More particularly and without limitation, this news release contains forward‐looking statements and information concerning the expected results of the Qualifying Transaction; anticipated closing dates of the Qualifying Transaction; the closing of the Financing and the anticipated timing thereof; and the expected use of proceeds from the Financing. The forward‐looking statements and information are based on certain key expectations and assumptions made by management of the Corporation, including project development and overall business strategy. Although management of the Corporation believes that the expectations and assumptions on which such forward looking statements and information are based are reasonable, undue reliance should not be placed on the forward‐looking statements and information since no assurance can be given that they will prove to be correct.

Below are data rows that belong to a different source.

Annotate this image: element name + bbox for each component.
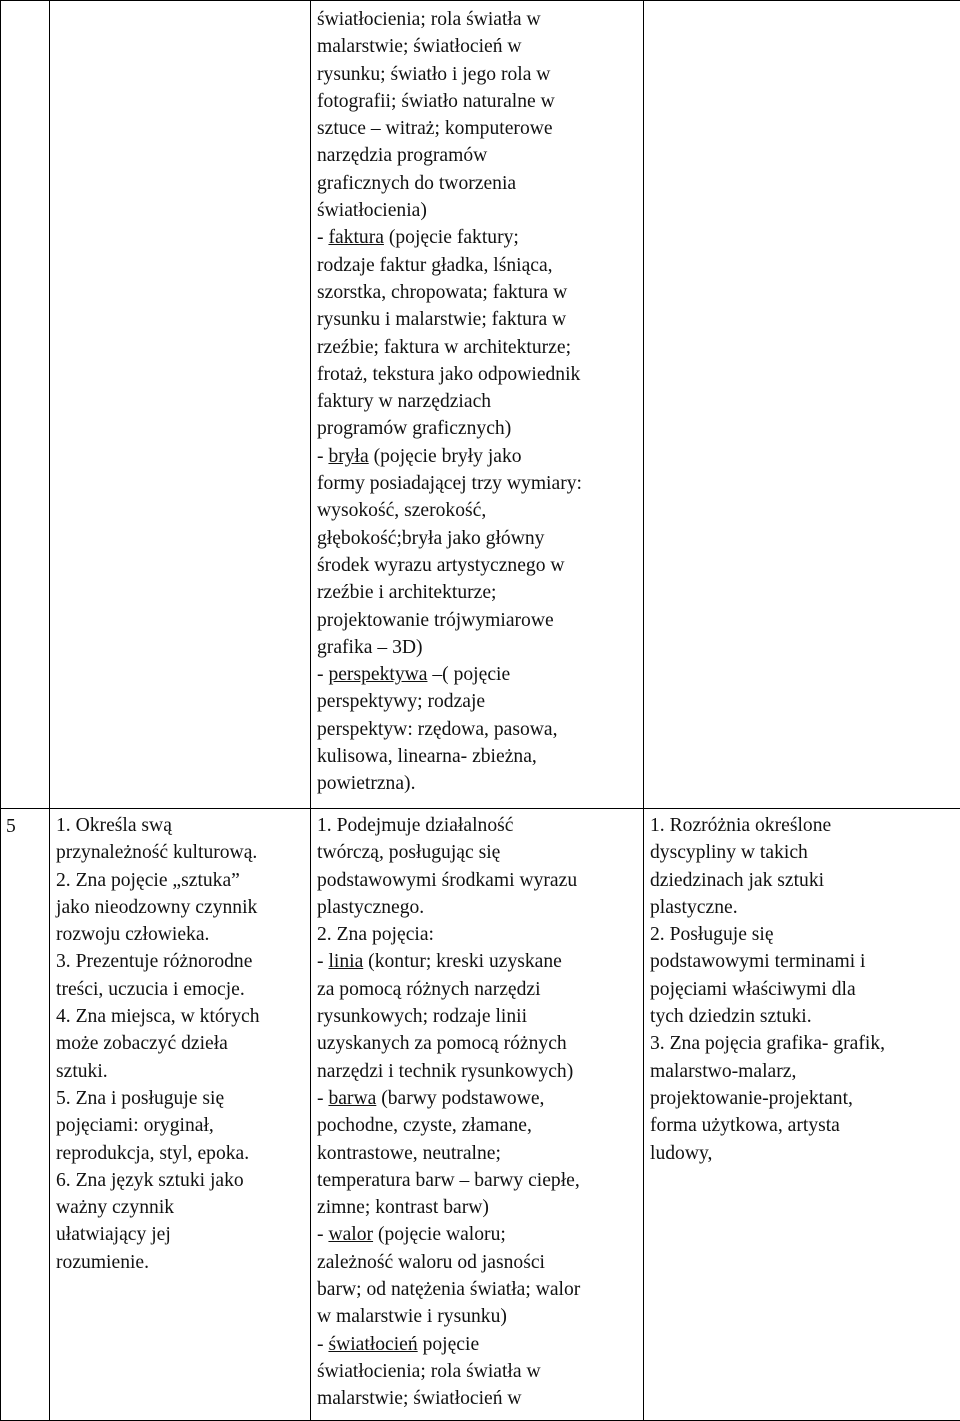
text-line: może zobaczyć dzieła [56, 1033, 228, 1055]
outcomes-cell [644, 1, 960, 809]
text-line: rzeźbie; faktura w architekturze; [317, 336, 572, 358]
text-line: pojęciami właściwymi dla [650, 978, 856, 1000]
text-line: kulisowa, linearna- zbieżna, [317, 746, 537, 768]
term-bryla: bryła [328, 445, 369, 467]
text-line: 1. Określa swą [56, 815, 172, 836]
term-line-swiatlocien [317, 1331, 637, 1358]
text-line: 3. Zna pojęcia grafika- grafik, [650, 1033, 886, 1055]
text-line: 6. Zna język sztuki jako [56, 1169, 244, 1191]
text-line: jako nieodzowny czynnik [56, 896, 258, 918]
row-number [1, 1, 49, 5]
text-line: narzędzia programów [317, 145, 488, 167]
text-line: światłocienia; rola światła w [317, 9, 541, 30]
term-swiatlocien: światłocień [328, 1333, 418, 1355]
term-barwa: barwa [328, 1087, 377, 1109]
requirements-text [50, 1, 310, 6]
text-line: pochodne, czyste, złamane, [317, 1115, 532, 1137]
text-line: podstawowymi środkami wyrazu [317, 869, 578, 891]
requirements-cell [50, 809, 311, 1421]
text-line: reprodukcja, styl, epoka. [56, 1142, 250, 1164]
term-prefix: - [317, 1333, 329, 1355]
content-text [311, 1, 643, 798]
term-prefix: - [317, 951, 329, 973]
text-line: formy posiadającej trzy wymiary: [317, 473, 582, 495]
text-line: sztuce – witraż; komputerowe [317, 118, 553, 140]
text-line: dziedzinach jak sztuki [650, 869, 825, 891]
term-rest: (barwy podstawowe, [376, 1087, 545, 1109]
text-line: plastycznego. [317, 896, 425, 918]
term-prefix: - [317, 664, 329, 686]
term-linia: linia [328, 951, 364, 973]
term-prefix: - [317, 1224, 329, 1246]
text-line: perspektyw: rzędowa, pasowa, [317, 718, 558, 740]
text-line: uzyskanych za pomocą różnych [317, 1033, 567, 1055]
term-rest: (kontur; kreski uzyskane [363, 951, 562, 973]
text-line: powietrzna). [317, 773, 416, 795]
term-rest: (pojęcie waloru; [373, 1224, 506, 1246]
requirements-text [50, 809, 310, 1276]
text-line: światłocienia) [317, 200, 427, 222]
text-line: rzeźbie i architekturze; [317, 582, 497, 604]
text-line: forma użytkowa, artysta [650, 1115, 840, 1137]
term-rest: pojęcie [417, 1333, 480, 1355]
text-line: treści, uczucia i emocje. [56, 978, 245, 1000]
text-line: rozumienie. [56, 1251, 150, 1273]
text-line: rysunkowych; rodzaje linii [317, 1006, 528, 1028]
content-text [311, 809, 643, 1413]
row-number-cell [1, 809, 50, 1421]
text-line: 1. Rozróżnia określone [650, 815, 832, 836]
text-line: projektowanie-projektant, [650, 1087, 853, 1109]
text-line: sztuki. [56, 1060, 108, 1082]
text-line: zależność waloru od jasności [317, 1251, 545, 1273]
text-line: dyscypliny w takich [650, 842, 808, 864]
term-prefix: - [317, 1087, 329, 1109]
content-cell [311, 809, 644, 1421]
text-line: środek wyrazu artystycznego w [317, 554, 565, 576]
text-line: przynależność kulturową. [56, 842, 258, 864]
text-line: programów graficznych) [317, 418, 512, 440]
text-line: 2. Posługuje się [650, 924, 774, 946]
text-line: głębokość;bryła jako główny [317, 527, 545, 549]
text-line: perspektywy; rodzaje [317, 691, 486, 713]
text-line: projektowanie trójwymiarowe [317, 609, 554, 631]
text-line: fotografii; światło naturalne w [317, 90, 555, 112]
text-line: malarstwie; światłocień w [317, 36, 522, 58]
text-line: faktury w narzędziach [317, 391, 492, 413]
text-line: barw; od natężenia światła; walor [317, 1279, 581, 1301]
text-line: 2. Zna pojęcie „sztuka” [56, 869, 240, 891]
text-line: rysunku i malarstwie; faktura w [317, 309, 567, 331]
outcomes-text [644, 809, 960, 1167]
text-line: twórczą, posługując się [317, 842, 501, 864]
text-line: rozwoju człowieka. [56, 924, 210, 946]
text-line: graficznych do tworzenia [317, 172, 517, 194]
outcomes-text [644, 1, 960, 6]
text-line: frotaż, tekstura jako odpowiednik [317, 363, 581, 385]
text-line: 1. Podejmuje działalność [317, 815, 514, 836]
text-line: rysunku; światło i jego rola w [317, 63, 551, 85]
term-line-perspektywa [317, 661, 637, 688]
row-number-cell [1, 1, 50, 809]
text-line: szorstka, chropowata; faktura w [317, 281, 568, 303]
text-line: zimne; kontrast barw) [317, 1197, 489, 1219]
term-prefix: - [317, 445, 329, 467]
text-line: ludowy, [650, 1142, 713, 1164]
outcomes-cell [644, 809, 960, 1421]
text-line: 3. Prezentuje różnorodne [56, 951, 253, 973]
table-row [1, 809, 960, 1421]
text-line: podstawowymi terminami i [650, 951, 866, 973]
text-line: temperatura barw – barwy ciepłe, [317, 1169, 580, 1191]
text-line: 2. Zna pojęcia: [317, 924, 434, 946]
requirements-cell [50, 1, 311, 809]
text-line: wysokość, szerokość, [317, 500, 487, 522]
text-line: 5. Zna i posługuje się [56, 1087, 225, 1109]
text-line: światłocienia; rola światła w [317, 1360, 541, 1382]
content-cell [311, 1, 644, 809]
text-line: pojęciami: oryginał, [56, 1115, 214, 1137]
term-line-faktura [317, 224, 637, 251]
text-line: tych dziedzin sztuki. [650, 1006, 812, 1028]
text-line: 4. Zna miejsca, w których [56, 1006, 260, 1028]
term-faktura: faktura [328, 227, 384, 249]
text-line: grafika – 3D) [317, 636, 423, 658]
term-line-linia [317, 948, 637, 975]
term-line-barwa [317, 1085, 637, 1112]
text-line: malarstwo-malarz, [650, 1060, 797, 1082]
text-line: za pomocą różnych narzędzi [317, 978, 541, 1000]
term-rest: (pojęcie faktury; [383, 227, 519, 249]
text-line: narzędzi i technik rysunkowych) [317, 1060, 574, 1082]
term-line-bryla [317, 443, 637, 470]
text-line: ważny czynnik [56, 1197, 175, 1219]
term-line-walor [317, 1221, 637, 1248]
text-line: ułatwiający jej [56, 1224, 171, 1246]
row-number: 5 [6, 816, 16, 837]
term-perspektywa: perspektywa [328, 664, 428, 686]
term-rest: –( pojęcie [427, 664, 511, 686]
term-rest: (pojęcie bryły jako [368, 445, 522, 467]
term-walor: walor [328, 1224, 374, 1246]
term-prefix: - [317, 227, 329, 249]
table-row [1, 1, 960, 809]
text-line: rodzaje faktur gładka, lśniąca, [317, 254, 553, 276]
text-line: malarstwie; światłocień w [317, 1388, 522, 1410]
text-line: w malarstwie i rysunku) [317, 1306, 507, 1328]
text-line: plastyczne. [650, 896, 738, 918]
text-line: kontrastowe, neutralne; [317, 1142, 501, 1164]
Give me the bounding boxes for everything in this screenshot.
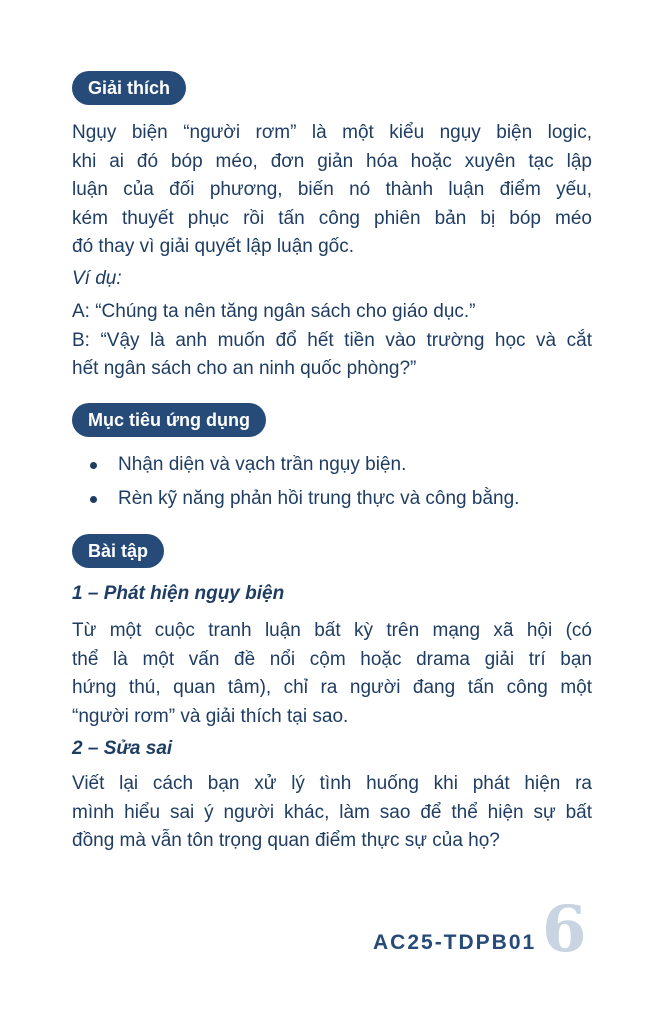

Forward-looking statements and information are provided for the purpose of providing information about the current expectations and plans of management of the Corporation relating to the future. Readers are cautioned that reliance on such statements and information may not be appropriate for other purposes, such as making investment decisions. Since forward‐looking statements and information address future events and conditions, by their very nature they involve inherent risks and uncertainties. The forward‐looking statements and information contained in this news release are made as of the date hereof and no undertaking is given to update publicly or revise any forward‐looking statements or information, whether as a result of new information, future events or otherwise, unless so required by applicable securities laws or the TSX Venture Exchange. The forward-looking statements or information contained in this news release are expressly qualified by this cautionary statement.
THIS PRESS RELEASE, PROVIDED PURSUANT TO APPLICABLE CANADIAN REQUIREMENTS, IS NOT FOR DISTRIBUTION TO U.S. NEWS SERVICES OR FOR DISSEMINATION IN THE UNITED STATES, AND DOES NOT CONSTITUTE AN OFFER OF THE SECURITIES DESCRIBED HEREIN. THESE SECURITIES HAVE NOT BEEN REGISTERED UNDER THE UNITED STATES SECURITIES ACT OF 1933, AS AMENDED, OR ANY STATE SECURITIES LAWS, AND MAY NOT BE OFFERED OR SOLD IN THE UNITED STATES OR TO U.S. PERSONS ABSENT REGISTRATION OR APPLICABLE EXEMPTION FROM REGISTRATION REQUIREMENTS.